Her best books are two early police procedurals, McKee of Centre Street (1933) and The Line-Up (1934), and the two late New Mexico tales Steve discusses here, Follow Me (1960) and The Day She Died (1962).
Anthony Boucher’s favorite of her works was Follow Me.
She is not much like any other detective story writer. One can see influences from Freeman Wills Crofts (procedurals) and Mary Roberts Rinehart (mystery in the old dark house). But reading Reilly at her best is a vivid experience.
January 18th, 2012 at 8:33 pm
Mike, when you say…
“Reilly’s strengths are story telling and description. She can offer a remarkably vivid account of a place and events that take place there.”
…you encapsulated in two short sentences exactly why I enjoyed this book as much as I did.
January 18th, 2012 at 11:23 pm
I’m reading my first Inspector McKee book in February. It’s the last of the eight books for a reading challenge I took up that feature cops as the protagonist. I know Reilly’s daughter Ursula Curtiss better. Several of her books were made into pretty good movies and are faithful to her stories. She was more of a suspense crime writer but she wrote some really terrific often very creepy books. The Forbidden Garden is one of her good ones.

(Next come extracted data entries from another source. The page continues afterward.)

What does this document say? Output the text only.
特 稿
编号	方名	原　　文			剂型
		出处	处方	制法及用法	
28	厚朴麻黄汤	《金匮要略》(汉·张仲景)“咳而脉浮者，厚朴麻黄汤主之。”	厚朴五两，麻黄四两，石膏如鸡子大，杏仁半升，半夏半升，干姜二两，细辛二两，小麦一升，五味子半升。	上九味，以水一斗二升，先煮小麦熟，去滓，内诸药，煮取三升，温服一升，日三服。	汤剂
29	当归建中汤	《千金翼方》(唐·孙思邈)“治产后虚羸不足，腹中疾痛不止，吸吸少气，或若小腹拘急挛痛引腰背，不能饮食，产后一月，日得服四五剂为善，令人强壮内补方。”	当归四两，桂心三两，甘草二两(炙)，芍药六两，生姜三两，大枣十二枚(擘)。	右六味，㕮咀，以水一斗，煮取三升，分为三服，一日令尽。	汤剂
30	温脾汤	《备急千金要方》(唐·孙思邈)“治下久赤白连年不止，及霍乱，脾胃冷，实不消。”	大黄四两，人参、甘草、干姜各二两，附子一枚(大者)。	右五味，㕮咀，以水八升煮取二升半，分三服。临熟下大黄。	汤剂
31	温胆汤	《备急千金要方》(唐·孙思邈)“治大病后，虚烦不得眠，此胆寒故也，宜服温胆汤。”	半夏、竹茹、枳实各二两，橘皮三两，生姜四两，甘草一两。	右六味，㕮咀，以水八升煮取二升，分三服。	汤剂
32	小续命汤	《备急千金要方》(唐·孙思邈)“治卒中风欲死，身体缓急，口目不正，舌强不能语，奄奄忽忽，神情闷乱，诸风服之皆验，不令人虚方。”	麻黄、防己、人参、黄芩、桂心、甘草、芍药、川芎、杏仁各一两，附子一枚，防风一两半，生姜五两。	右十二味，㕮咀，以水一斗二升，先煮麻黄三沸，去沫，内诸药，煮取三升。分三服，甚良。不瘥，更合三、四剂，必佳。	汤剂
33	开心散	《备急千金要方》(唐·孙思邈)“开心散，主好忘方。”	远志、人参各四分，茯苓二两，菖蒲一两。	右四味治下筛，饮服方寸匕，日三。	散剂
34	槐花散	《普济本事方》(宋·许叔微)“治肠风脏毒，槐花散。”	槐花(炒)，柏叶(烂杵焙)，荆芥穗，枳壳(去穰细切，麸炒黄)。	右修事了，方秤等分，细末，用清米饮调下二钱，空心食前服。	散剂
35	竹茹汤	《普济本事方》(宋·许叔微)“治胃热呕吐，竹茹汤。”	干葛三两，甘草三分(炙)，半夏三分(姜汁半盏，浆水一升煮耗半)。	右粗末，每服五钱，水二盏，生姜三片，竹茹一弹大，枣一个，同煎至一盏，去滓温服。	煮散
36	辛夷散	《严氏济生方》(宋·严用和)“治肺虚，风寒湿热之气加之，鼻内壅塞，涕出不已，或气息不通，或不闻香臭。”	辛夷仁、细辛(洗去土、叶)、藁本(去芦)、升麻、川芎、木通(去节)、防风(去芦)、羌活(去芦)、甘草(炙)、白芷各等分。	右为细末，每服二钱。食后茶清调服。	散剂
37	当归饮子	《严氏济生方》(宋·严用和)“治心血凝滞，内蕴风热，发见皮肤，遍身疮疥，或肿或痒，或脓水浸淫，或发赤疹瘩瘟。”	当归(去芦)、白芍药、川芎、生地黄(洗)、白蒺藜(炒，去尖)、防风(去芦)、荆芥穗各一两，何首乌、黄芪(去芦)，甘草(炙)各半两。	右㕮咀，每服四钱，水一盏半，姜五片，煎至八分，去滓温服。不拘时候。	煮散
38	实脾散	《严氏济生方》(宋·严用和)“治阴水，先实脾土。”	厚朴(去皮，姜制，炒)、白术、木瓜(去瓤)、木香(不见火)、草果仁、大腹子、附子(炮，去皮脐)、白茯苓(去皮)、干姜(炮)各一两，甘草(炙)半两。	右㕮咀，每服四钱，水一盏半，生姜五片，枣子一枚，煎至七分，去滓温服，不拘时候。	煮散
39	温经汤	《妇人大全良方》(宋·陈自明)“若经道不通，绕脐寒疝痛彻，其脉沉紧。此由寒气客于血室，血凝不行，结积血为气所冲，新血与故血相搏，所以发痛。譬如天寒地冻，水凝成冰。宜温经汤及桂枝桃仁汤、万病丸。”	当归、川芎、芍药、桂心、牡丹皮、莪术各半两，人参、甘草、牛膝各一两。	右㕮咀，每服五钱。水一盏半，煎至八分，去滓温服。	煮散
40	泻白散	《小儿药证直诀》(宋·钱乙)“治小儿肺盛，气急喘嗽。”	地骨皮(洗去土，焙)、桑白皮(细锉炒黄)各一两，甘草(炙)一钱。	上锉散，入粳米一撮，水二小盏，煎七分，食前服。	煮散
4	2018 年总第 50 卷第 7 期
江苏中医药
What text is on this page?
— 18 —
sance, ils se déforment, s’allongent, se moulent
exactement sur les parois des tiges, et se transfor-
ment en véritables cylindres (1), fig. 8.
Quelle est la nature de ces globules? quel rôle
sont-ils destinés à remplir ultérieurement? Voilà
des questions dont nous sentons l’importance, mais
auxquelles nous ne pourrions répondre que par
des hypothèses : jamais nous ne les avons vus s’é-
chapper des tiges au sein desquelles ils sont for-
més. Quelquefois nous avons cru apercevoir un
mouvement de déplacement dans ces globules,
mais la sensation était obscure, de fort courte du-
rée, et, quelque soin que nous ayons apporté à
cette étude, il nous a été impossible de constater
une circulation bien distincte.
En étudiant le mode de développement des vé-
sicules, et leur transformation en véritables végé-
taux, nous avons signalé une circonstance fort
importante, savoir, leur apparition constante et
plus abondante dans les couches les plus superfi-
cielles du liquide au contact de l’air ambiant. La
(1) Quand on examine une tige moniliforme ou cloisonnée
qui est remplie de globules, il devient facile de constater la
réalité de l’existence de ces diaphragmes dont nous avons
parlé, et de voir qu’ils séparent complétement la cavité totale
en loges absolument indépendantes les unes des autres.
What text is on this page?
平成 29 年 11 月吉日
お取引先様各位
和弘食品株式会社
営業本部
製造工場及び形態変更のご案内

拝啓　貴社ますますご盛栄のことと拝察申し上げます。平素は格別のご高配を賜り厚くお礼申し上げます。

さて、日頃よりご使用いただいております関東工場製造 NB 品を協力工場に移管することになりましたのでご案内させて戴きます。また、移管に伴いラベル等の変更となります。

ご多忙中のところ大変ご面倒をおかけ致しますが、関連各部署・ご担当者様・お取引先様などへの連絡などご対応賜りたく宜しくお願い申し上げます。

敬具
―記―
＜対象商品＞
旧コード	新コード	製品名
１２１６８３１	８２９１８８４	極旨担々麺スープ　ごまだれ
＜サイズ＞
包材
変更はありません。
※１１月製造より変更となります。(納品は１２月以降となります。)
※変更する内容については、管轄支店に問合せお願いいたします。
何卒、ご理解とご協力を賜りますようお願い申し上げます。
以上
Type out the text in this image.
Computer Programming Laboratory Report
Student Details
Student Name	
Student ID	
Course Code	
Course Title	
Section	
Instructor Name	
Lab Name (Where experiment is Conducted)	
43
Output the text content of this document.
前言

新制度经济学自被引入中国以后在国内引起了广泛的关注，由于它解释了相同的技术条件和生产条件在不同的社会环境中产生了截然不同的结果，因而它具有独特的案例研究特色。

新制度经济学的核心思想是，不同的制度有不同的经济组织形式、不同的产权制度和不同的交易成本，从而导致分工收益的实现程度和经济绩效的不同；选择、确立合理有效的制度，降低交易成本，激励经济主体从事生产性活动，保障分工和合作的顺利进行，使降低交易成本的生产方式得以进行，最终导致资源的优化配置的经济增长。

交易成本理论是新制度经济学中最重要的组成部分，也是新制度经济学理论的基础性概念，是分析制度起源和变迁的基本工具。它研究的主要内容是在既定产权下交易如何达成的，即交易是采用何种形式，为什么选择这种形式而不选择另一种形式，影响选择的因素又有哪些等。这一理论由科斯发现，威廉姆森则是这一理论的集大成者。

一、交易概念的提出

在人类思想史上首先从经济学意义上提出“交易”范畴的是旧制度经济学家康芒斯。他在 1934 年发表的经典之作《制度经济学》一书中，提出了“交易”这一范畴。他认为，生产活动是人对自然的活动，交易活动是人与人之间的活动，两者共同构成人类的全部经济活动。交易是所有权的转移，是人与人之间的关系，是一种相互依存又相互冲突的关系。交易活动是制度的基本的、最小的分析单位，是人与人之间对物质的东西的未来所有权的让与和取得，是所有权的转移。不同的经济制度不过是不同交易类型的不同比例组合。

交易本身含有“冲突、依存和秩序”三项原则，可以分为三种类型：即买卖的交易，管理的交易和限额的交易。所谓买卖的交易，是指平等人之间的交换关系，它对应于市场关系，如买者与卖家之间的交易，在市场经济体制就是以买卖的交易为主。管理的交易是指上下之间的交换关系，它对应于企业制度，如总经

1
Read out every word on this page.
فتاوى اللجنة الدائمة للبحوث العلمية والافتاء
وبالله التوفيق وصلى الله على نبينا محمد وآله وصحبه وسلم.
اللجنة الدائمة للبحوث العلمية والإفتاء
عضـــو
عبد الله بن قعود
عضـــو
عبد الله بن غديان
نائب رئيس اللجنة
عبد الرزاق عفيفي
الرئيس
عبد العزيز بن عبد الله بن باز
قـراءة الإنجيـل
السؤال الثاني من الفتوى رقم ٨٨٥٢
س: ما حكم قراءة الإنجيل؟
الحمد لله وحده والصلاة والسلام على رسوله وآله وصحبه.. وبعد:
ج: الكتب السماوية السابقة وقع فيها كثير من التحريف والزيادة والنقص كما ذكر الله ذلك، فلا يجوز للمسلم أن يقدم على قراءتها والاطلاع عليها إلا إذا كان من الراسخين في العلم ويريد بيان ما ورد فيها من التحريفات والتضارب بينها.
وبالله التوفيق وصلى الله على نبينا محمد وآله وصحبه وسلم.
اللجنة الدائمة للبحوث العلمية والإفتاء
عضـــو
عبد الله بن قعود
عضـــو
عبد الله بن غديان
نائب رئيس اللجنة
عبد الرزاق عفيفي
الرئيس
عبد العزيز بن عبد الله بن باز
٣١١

January 18th, 2012 at 11:38 pm
Helen Reilly had another daughter who wrote mysteries, Mary McMullen, and her brother, James Kieran, a press secretary for Mayor Fiorello LaGuardia in the 1930s wrote Come Murder Me (Gold Medal, 1951). It must have been something in the genes!
In any case, you have a lot of books by Reilly to choose from, John, and from different eras. I’m going to be curious as to which one you pick, and how you like it.
January 19th, 2012 at 7:13 am
Steve,
I really liked your comments on The Day She Died. The different views on the first three-quarters and drastically different end are interesting.
I’m curious about what John thinks too!
We need much, much more writing about and study of mystery fiction.
Read Mary McMullen’s first mystery Strangehold / The Death of Miss X some years ago, and didn’t enjoy it much then. But maybe there are some really good books lurking in her large output. Have never read Ursula Curtiss. I only read tales in which “mysteries are solved by detectives”, and this tends to leave many pure suspense-without-mystery writers out.